A committee of UR and Rochester community members hopes to transform UR’s Public Safety Review Board (PSRB) by broadening and diversifying its membership and powers. 

One of those expanded powers would be approval over the Department of Public Safety’s budget. The reformed PSRB would also have around 40 members, while the current PSRB has nine.

“We want every single person who is a vulnerable member of the community,” senior Amanda Liang said, “or even a member of the community who has a greater stake in [Public Safety issues] than a Board of Trustees member who doesn’t live on campus, for example, […] to have their voices heard.”

Student members of the Ad Hoc Committee to Reimagine the PSRB — formed in June by Faculty Senate — presented a report from the committee pushing these goals and seeking feedback from students at a Thursday town hall. 

At the beginning of the meeting, Committee member and junior Steven Colberg gave an overview presentation with Liang, and then — with sophomore Devon Rogers — spent the rest of the meeting answering questions and getting feedback. Since they are still in the feedback stage, the proposal is still subject to change.

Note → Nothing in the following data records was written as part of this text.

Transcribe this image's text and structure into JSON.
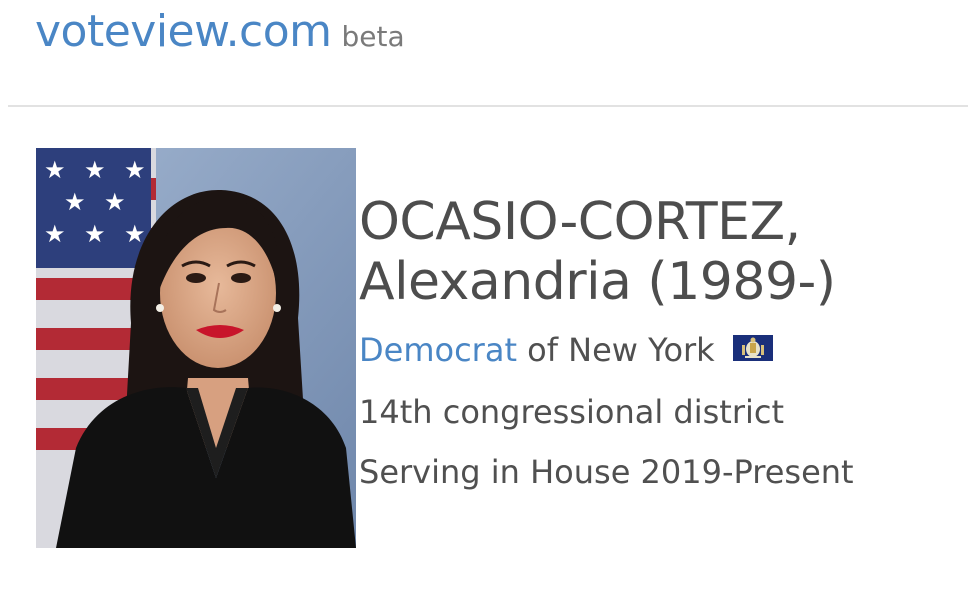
{
  "site": {
    "name": "voteview.com",
    "badge": "beta"
  },
  "member": {
    "name_line1": "OCASIO-CORTEZ,",
    "name_line2": "Alexandria (1989-)",
    "party": "Democrat",
    "state_text": "of New York",
    "state_flag_icon": "new-york-state-flag-icon",
    "district": "14th congressional district",
    "service": "Serving in House 2019-Present"
  },
  "colors": {
    "link": "#4a86c5",
    "text": "#4d4d4d",
    "badge": "#7a7a7a",
    "flag_blue": "#1a2f7a"
  }
}
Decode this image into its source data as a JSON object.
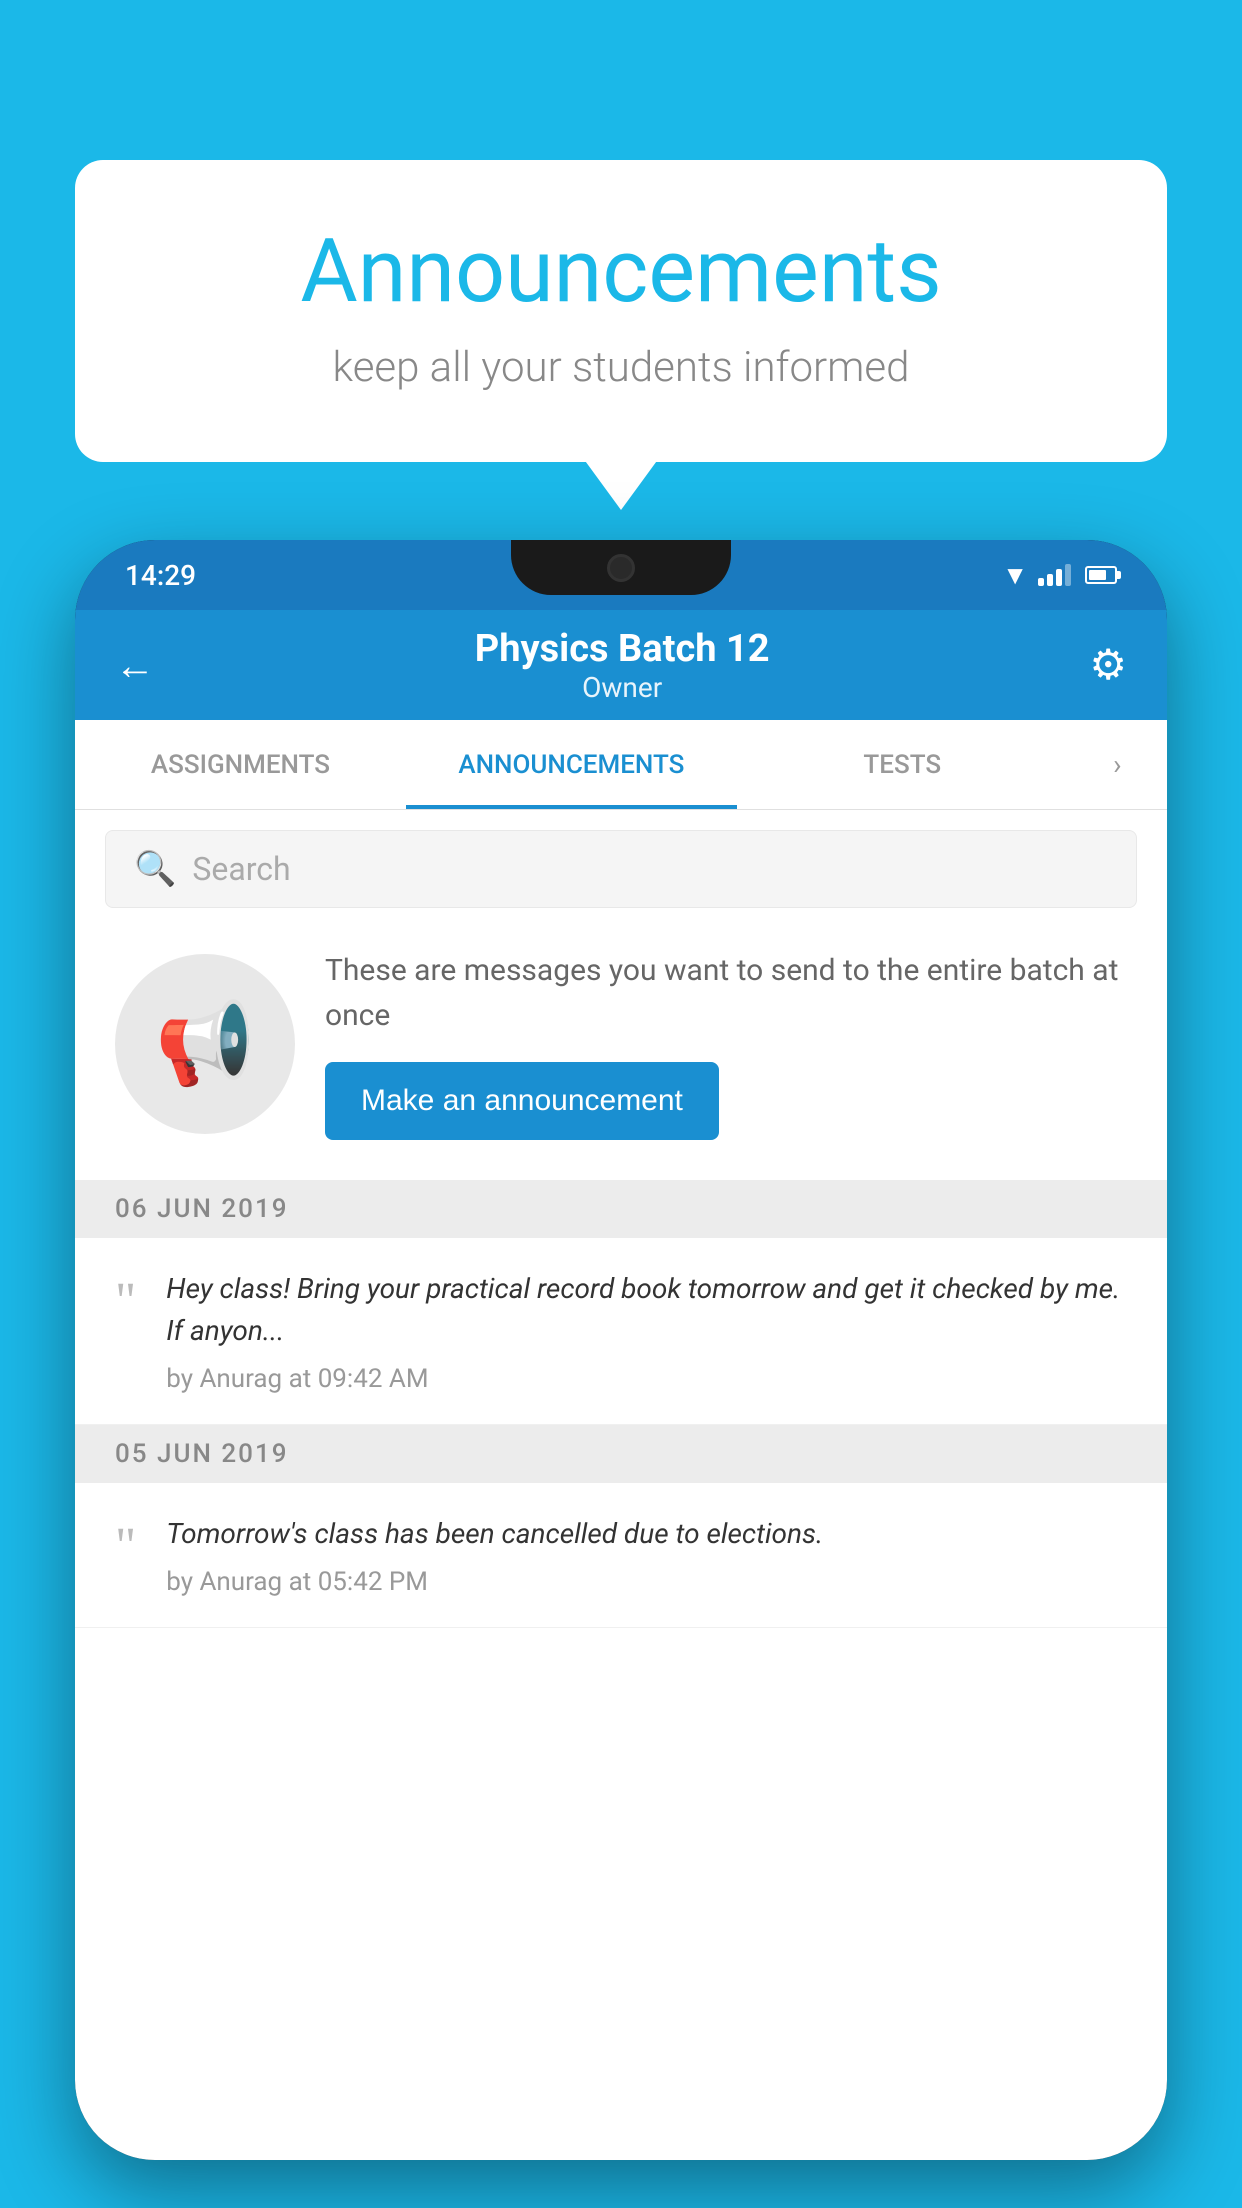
{
  "background_color": "#1bb8e8",
  "speech_bubble": {
    "title": "Announcements",
    "subtitle": "keep all your students informed"
  },
  "status_bar": {
    "time": "14:29"
  },
  "app_header": {
    "title": "Physics Batch 12",
    "subtitle": "Owner",
    "back_label": "←",
    "gear_label": "⚙"
  },
  "tabs": [
    {
      "label": "ASSIGNMENTS",
      "active": false
    },
    {
      "label": "ANNOUNCEMENTS",
      "active": true
    },
    {
      "label": "TESTS",
      "active": false
    }
  ],
  "search": {
    "placeholder": "Search"
  },
  "promo": {
    "text": "These are messages you want to send to the entire batch at once",
    "button_label": "Make an announcement"
  },
  "announcements": [
    {
      "date": "06  JUN  2019",
      "text": "Hey class! Bring your practical record book tomorrow and get it checked by me. If anyon...",
      "meta": "by Anurag at 09:42 AM"
    },
    {
      "date": "05  JUN  2019",
      "text": "Tomorrow's class has been cancelled due to elections.",
      "meta": "by Anurag at 05:42 PM"
    }
  ]
}
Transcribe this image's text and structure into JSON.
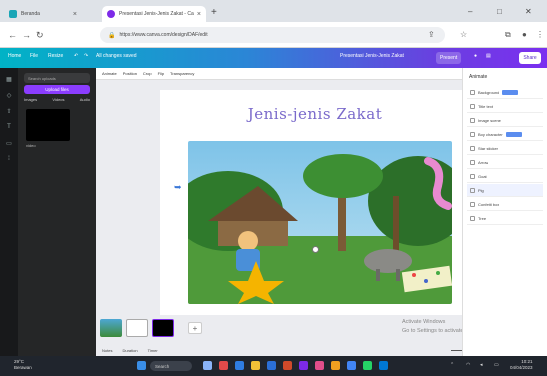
{
  "browser": {
    "tabs": [
      {
        "label": "Beranda",
        "active": false
      },
      {
        "label": "Presentasi Jenis-Jenis Zakat - Canva",
        "active": true
      }
    ],
    "url": "https://www.canva.com/design/DAF/edit",
    "new_tab": "+",
    "window_controls": [
      "–",
      "□",
      "✕"
    ]
  },
  "canva_bar": {
    "home": "Home",
    "file": "File",
    "resize": "Resize",
    "saved_status": "All changes saved",
    "doc_title": "Presentasi Jenis-Jenis Zakat",
    "present": "Present",
    "share": "Share"
  },
  "left_panel": {
    "search_placeholder": "Search uploads",
    "upload_button": "Upload files",
    "tabs": [
      "Images",
      "Videos",
      "Audio"
    ],
    "thumb_caption": "video"
  },
  "editor": {
    "toolbar": [
      "Animate",
      "Position",
      "Crop",
      "Flip",
      "Transparency"
    ],
    "slide_title": "Jenis-jenis Zakat",
    "add_page": "+",
    "activation_lines": [
      "Activate Windows",
      "Go to Settings to activate Windows."
    ],
    "bottom": [
      "Notes",
      "Duration",
      "Timer"
    ]
  },
  "right_panel": {
    "heading": "Animate",
    "items": [
      "Background",
      "Title text",
      "Image scene",
      "Boy character",
      "Star sticker",
      "Arrow",
      "Goat",
      "Pig",
      "Confetti box",
      "Tree"
    ]
  },
  "taskbar": {
    "weather_temp": "29°C",
    "weather_desc": "Berawan",
    "search": "Search",
    "time": "10:21",
    "date": "04/04/2023"
  },
  "colors": {
    "canva_gradient_start": "#00b3c6",
    "canva_gradient_end": "#7b2ff0",
    "title_purple": "#7a6acb",
    "upload_purple": "#8b3dff"
  }
}
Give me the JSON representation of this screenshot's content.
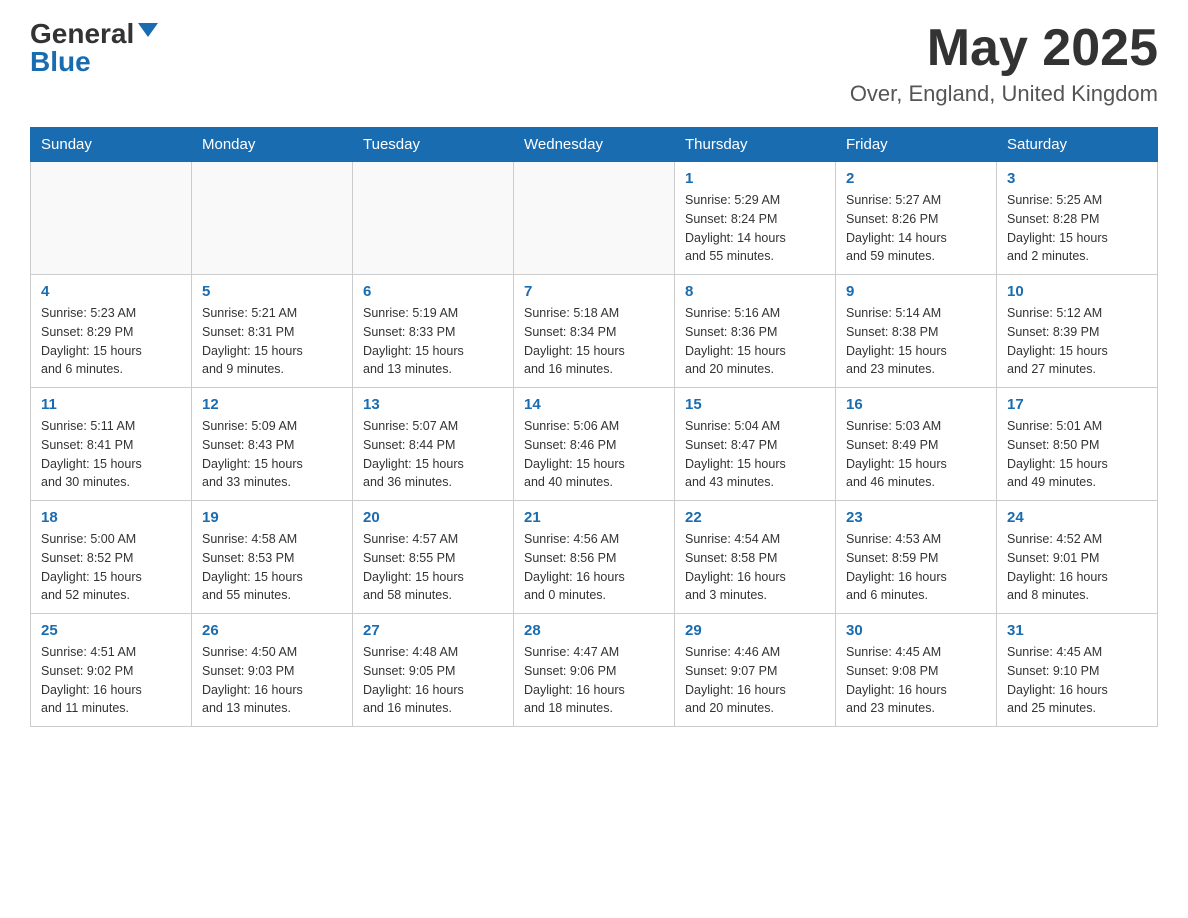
{
  "header": {
    "logo_general": "General",
    "logo_blue": "Blue",
    "month_title": "May 2025",
    "location": "Over, England, United Kingdom"
  },
  "weekdays": [
    "Sunday",
    "Monday",
    "Tuesday",
    "Wednesday",
    "Thursday",
    "Friday",
    "Saturday"
  ],
  "weeks": [
    [
      {
        "day": "",
        "info": ""
      },
      {
        "day": "",
        "info": ""
      },
      {
        "day": "",
        "info": ""
      },
      {
        "day": "",
        "info": ""
      },
      {
        "day": "1",
        "info": "Sunrise: 5:29 AM\nSunset: 8:24 PM\nDaylight: 14 hours\nand 55 minutes."
      },
      {
        "day": "2",
        "info": "Sunrise: 5:27 AM\nSunset: 8:26 PM\nDaylight: 14 hours\nand 59 minutes."
      },
      {
        "day": "3",
        "info": "Sunrise: 5:25 AM\nSunset: 8:28 PM\nDaylight: 15 hours\nand 2 minutes."
      }
    ],
    [
      {
        "day": "4",
        "info": "Sunrise: 5:23 AM\nSunset: 8:29 PM\nDaylight: 15 hours\nand 6 minutes."
      },
      {
        "day": "5",
        "info": "Sunrise: 5:21 AM\nSunset: 8:31 PM\nDaylight: 15 hours\nand 9 minutes."
      },
      {
        "day": "6",
        "info": "Sunrise: 5:19 AM\nSunset: 8:33 PM\nDaylight: 15 hours\nand 13 minutes."
      },
      {
        "day": "7",
        "info": "Sunrise: 5:18 AM\nSunset: 8:34 PM\nDaylight: 15 hours\nand 16 minutes."
      },
      {
        "day": "8",
        "info": "Sunrise: 5:16 AM\nSunset: 8:36 PM\nDaylight: 15 hours\nand 20 minutes."
      },
      {
        "day": "9",
        "info": "Sunrise: 5:14 AM\nSunset: 8:38 PM\nDaylight: 15 hours\nand 23 minutes."
      },
      {
        "day": "10",
        "info": "Sunrise: 5:12 AM\nSunset: 8:39 PM\nDaylight: 15 hours\nand 27 minutes."
      }
    ],
    [
      {
        "day": "11",
        "info": "Sunrise: 5:11 AM\nSunset: 8:41 PM\nDaylight: 15 hours\nand 30 minutes."
      },
      {
        "day": "12",
        "info": "Sunrise: 5:09 AM\nSunset: 8:43 PM\nDaylight: 15 hours\nand 33 minutes."
      },
      {
        "day": "13",
        "info": "Sunrise: 5:07 AM\nSunset: 8:44 PM\nDaylight: 15 hours\nand 36 minutes."
      },
      {
        "day": "14",
        "info": "Sunrise: 5:06 AM\nSunset: 8:46 PM\nDaylight: 15 hours\nand 40 minutes."
      },
      {
        "day": "15",
        "info": "Sunrise: 5:04 AM\nSunset: 8:47 PM\nDaylight: 15 hours\nand 43 minutes."
      },
      {
        "day": "16",
        "info": "Sunrise: 5:03 AM\nSunset: 8:49 PM\nDaylight: 15 hours\nand 46 minutes."
      },
      {
        "day": "17",
        "info": "Sunrise: 5:01 AM\nSunset: 8:50 PM\nDaylight: 15 hours\nand 49 minutes."
      }
    ],
    [
      {
        "day": "18",
        "info": "Sunrise: 5:00 AM\nSunset: 8:52 PM\nDaylight: 15 hours\nand 52 minutes."
      },
      {
        "day": "19",
        "info": "Sunrise: 4:58 AM\nSunset: 8:53 PM\nDaylight: 15 hours\nand 55 minutes."
      },
      {
        "day": "20",
        "info": "Sunrise: 4:57 AM\nSunset: 8:55 PM\nDaylight: 15 hours\nand 58 minutes."
      },
      {
        "day": "21",
        "info": "Sunrise: 4:56 AM\nSunset: 8:56 PM\nDaylight: 16 hours\nand 0 minutes."
      },
      {
        "day": "22",
        "info": "Sunrise: 4:54 AM\nSunset: 8:58 PM\nDaylight: 16 hours\nand 3 minutes."
      },
      {
        "day": "23",
        "info": "Sunrise: 4:53 AM\nSunset: 8:59 PM\nDaylight: 16 hours\nand 6 minutes."
      },
      {
        "day": "24",
        "info": "Sunrise: 4:52 AM\nSunset: 9:01 PM\nDaylight: 16 hours\nand 8 minutes."
      }
    ],
    [
      {
        "day": "25",
        "info": "Sunrise: 4:51 AM\nSunset: 9:02 PM\nDaylight: 16 hours\nand 11 minutes."
      },
      {
        "day": "26",
        "info": "Sunrise: 4:50 AM\nSunset: 9:03 PM\nDaylight: 16 hours\nand 13 minutes."
      },
      {
        "day": "27",
        "info": "Sunrise: 4:48 AM\nSunset: 9:05 PM\nDaylight: 16 hours\nand 16 minutes."
      },
      {
        "day": "28",
        "info": "Sunrise: 4:47 AM\nSunset: 9:06 PM\nDaylight: 16 hours\nand 18 minutes."
      },
      {
        "day": "29",
        "info": "Sunrise: 4:46 AM\nSunset: 9:07 PM\nDaylight: 16 hours\nand 20 minutes."
      },
      {
        "day": "30",
        "info": "Sunrise: 4:45 AM\nSunset: 9:08 PM\nDaylight: 16 hours\nand 23 minutes."
      },
      {
        "day": "31",
        "info": "Sunrise: 4:45 AM\nSunset: 9:10 PM\nDaylight: 16 hours\nand 25 minutes."
      }
    ]
  ]
}
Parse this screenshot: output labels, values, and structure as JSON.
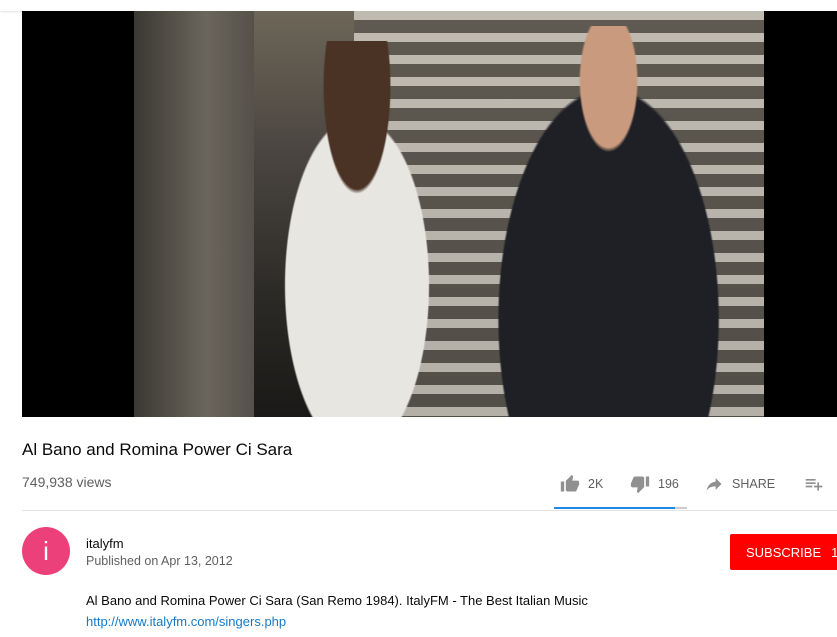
{
  "video": {
    "title": "Al Bano and Romina Power Ci Sara",
    "views": "749,938 views"
  },
  "actions": {
    "likes": "2K",
    "dislikes": "196",
    "share_label": "SHARE",
    "like_ratio": 0.91
  },
  "channel": {
    "avatar_letter": "i",
    "name": "italyfm",
    "published": "Published on Apr 13, 2012",
    "subscribe_label": "SUBSCRIBE",
    "subscriber_count": "1"
  },
  "description": {
    "text": "Al Bano and Romina Power Ci Sara (San Remo 1984). ItalyFM - The Best Italian Music",
    "link": "http://www.italyfm.com/singers.php"
  },
  "colors": {
    "avatar": "#ec407a",
    "subscribe": "#ff0000",
    "link": "#167ac6",
    "sentiment_fill": "#1e88e5"
  }
}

According to a version of the report provided to the Campus Times on Saturday, the Committee is proposing that the reformed board have around 37 voting members, including four from administration, nine faculty, seven undergraduates (with stipulations made to ensure diversity), five graduate students, four service workers, three community members, and one alumnus. Those voting members would elect two co-chairs to lead the PSRB annually. 

A Board of Trustees member, the Senior Vice President for Administration and Finance (currently Holly Crawford), the Director of Public Safety (currently Mark Fischer), and a representative of Public Safety Officers would compose the four non-voting members of the PSRB.

The current PSRB is chaired by a trustee, and is composed of six permanent members from administration, plus three students and two faculty appointed annually. Information about the current board and meeting minutes can be found on the PSRB’s webpage.

The PSRB’s mission is also stated on that webpage: “The Review Board will periodically review our selection, training, cultural sensitivity, de-escalation procedures, terms of engagement, and gun safety measures.” It then says that the Board reviews any weapon-usage by a Public Safety officer as well as any racial bias complaints regarding Public Safety, “consistent within existing University policies and procedures.”

Early in Thursday’s meeting — which was hosted by the Minority Student Advisory Board and the SA Governments of Eastman School and the College of Arts, Sciences, and Engineering — Colberg read a key aim of the Committee’s proposal aloud from the presentation: “The new [PSRB] needs to be part of a wider institutional effort that embraces antiracism, community partnerships, restorative justice, conflict mediation, and non-extractive economic development in the City of Rochester.”

The feedback portion of the meeting included questions about how PSRB members would be selected and why spots would be reserved specifically for members of SA government. In many cases, the answers were ambiguous, or still undecided. The presenters made clear that the ambiguities are why public feedback is crucial to their process. 

The PSRB was founded in 2016 by then-president Joel Seligman, when he also adopted a controversial recommendation to arm Public Safety officers at the UR Medical Center, as well as some of Public Safety’s command staff. For many, the PSRB was cast back into the spotlight in 2018, when Public Safety proposed giving armed supervisors access to all campuses, and adding an armed officer post on River Campus, Brooks Landing, and at Eastman. Many students called for the proposal to be rejected on the grounds that it endangered students.

In agreement with a recommendation by a 27-person committee of UR community members, Feldman allowed armed supervisor access to all campuses, but did not create new armed posts. The PSRB had recommended that the gun proposal be wholly accepted.

When a student asked how abolitionist voices would be heard on the proposed new Review Board, Liang responded that the new Review Board would give the necessary power to those voices. 

“This would allow a democratic element to be introduced into a system that has no democratic element at all, where decisions are just sort of made by people who are […] not representing all of the community,” she said. “So this gives voting power directly to […] students that are directly dealing with these problems.”

When asked how the new PSRB would avoid legitimizing Public Safety rather than providing steps to abolish it, Liang said that often, demands of students — like abolition — go forgotten once those students graduate, leaving the incoming students uninformed. Keeping the PSRB in the public eye could be the answer to that, Liang said.

“Ideally, in order to keep the pressure on to continue making progress in terms of abolition and continue defunding or disarming, what we need to have is this board be very visible.”